"Don’t make me out to be a hero. I wasn’t - I was one of many.”
For 95 year old Ted Richardson this year’s anniversary of D-day is a working day.
He watched the 2019 commemorations beginning on TV yesterday and reflected he was one of the fortunate who had served and survived.
He said: “I think of all the young fellows that lost their life in it. I was one of the lucky ones.”
Then it was back to caring for his livestock as the fifth generation to farm at Sturzaker House Farm at Barnacre, near Preston.
For Ted, who volunteered at the age of 18 in 1942, joining the Royal Navy was a culture shock: “Farming was a reserved occupation. In Garstang a lot of people went in the navy. All my friends were joining I thought I would go and volunteer, not thinking they would take me!
“ I'd never been further than Preston and Blackpool, just round about – where you could bike to, we only had bicycles then. They sent us down to Plymouth that was an eye opener. There were steam trains then and it took 24 hours to get to Plymouth.”
One of his first jobs was guarding a radar station on the Isle of Man, then he was on a trawler sweeping for mines up the English Channel.
The Allied invasion of Normandy to liberate France was a turning point in the Second World War.
Ted recalled: “On D-day we went from the Isle of Wight. We had to wait two days – they put it back. We were all ready to go. Our flotilla was on Omaha beach. We were minding the Americans ashore.We took the troops in first and then the supplies after. It was like a shuttle service.

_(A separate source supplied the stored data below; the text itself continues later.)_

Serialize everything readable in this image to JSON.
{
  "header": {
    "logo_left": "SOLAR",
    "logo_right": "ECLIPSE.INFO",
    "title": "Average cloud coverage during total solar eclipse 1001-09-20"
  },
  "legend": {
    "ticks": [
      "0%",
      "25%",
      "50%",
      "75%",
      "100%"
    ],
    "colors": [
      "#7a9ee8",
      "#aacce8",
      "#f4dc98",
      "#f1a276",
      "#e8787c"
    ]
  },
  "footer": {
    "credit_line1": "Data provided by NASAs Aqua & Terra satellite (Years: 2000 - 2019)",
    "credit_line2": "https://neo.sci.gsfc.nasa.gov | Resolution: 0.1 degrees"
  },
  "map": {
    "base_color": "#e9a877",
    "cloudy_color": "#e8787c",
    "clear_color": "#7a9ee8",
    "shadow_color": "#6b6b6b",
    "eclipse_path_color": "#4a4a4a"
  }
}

'”There were three of us in the landing craft. One got shot through his chest. It broke four of his ribs and did his lungs. We stayed on the beach and took him to a tent where an American doctor was. They then shipped him back to barracks in Plymouth. “
Ted had sustained shrapnel injury to his arm.
It was non-stop for 24 hours, then there was an opportunity to tie up their craft and get a little sleep.
He remained on duty in the area from June to January, moving up towards Cherbourg when a small harbour was created.
He has clear memories of the first weeks after D-day when a storm almost wrecked operations. He also recalls the sweeping for mines.
In 2017 Ted was honoured when he was appointed by by the President of France to the rank of Chevalier in the Order national de la Legion d'honneur.
The notification of the award came in a letter which acknowledged the honour was “in recognition of your acknowledged military engagement and your steadfast involvement in the Liberation of France during the Second World War.”
It continued: “As we contemplate this Europe of peace, we must never forget the heroes like you who came from Britain and the Commonwealth to begin the liberation of Europe by liberating France. We owe our freedom and security to your dedication because you were ready to risk your life.”
The former Leading Seaman has an Atlantic Star, a 39/45 medal and a North Atlantic medal but the French honour has special significance for him:
Ted said: “I was quite proud of that because it's a very high order – I'm a knight really of the legion of honour.”
He left school at 14 and says “It was my education - three and a half years in the navy.”
He was glad to return to the family farm: “I came back and was my own boss.”
In time he became president of Garstang Show and is also a former chairman of the Fylde Farming Group.
He has helped many students from Myerscough College, near Preston, learn about farming and agriculture.
On leaving the navy he married first wife Sheila, had two children and was later widowed. Some 22 years later he married Doris and they have now been married for 28 years. He has two grandchildren and five great grandchildren.
Looking back across the decades he says simply of his war-time service: “You hope that it's stopping wars.”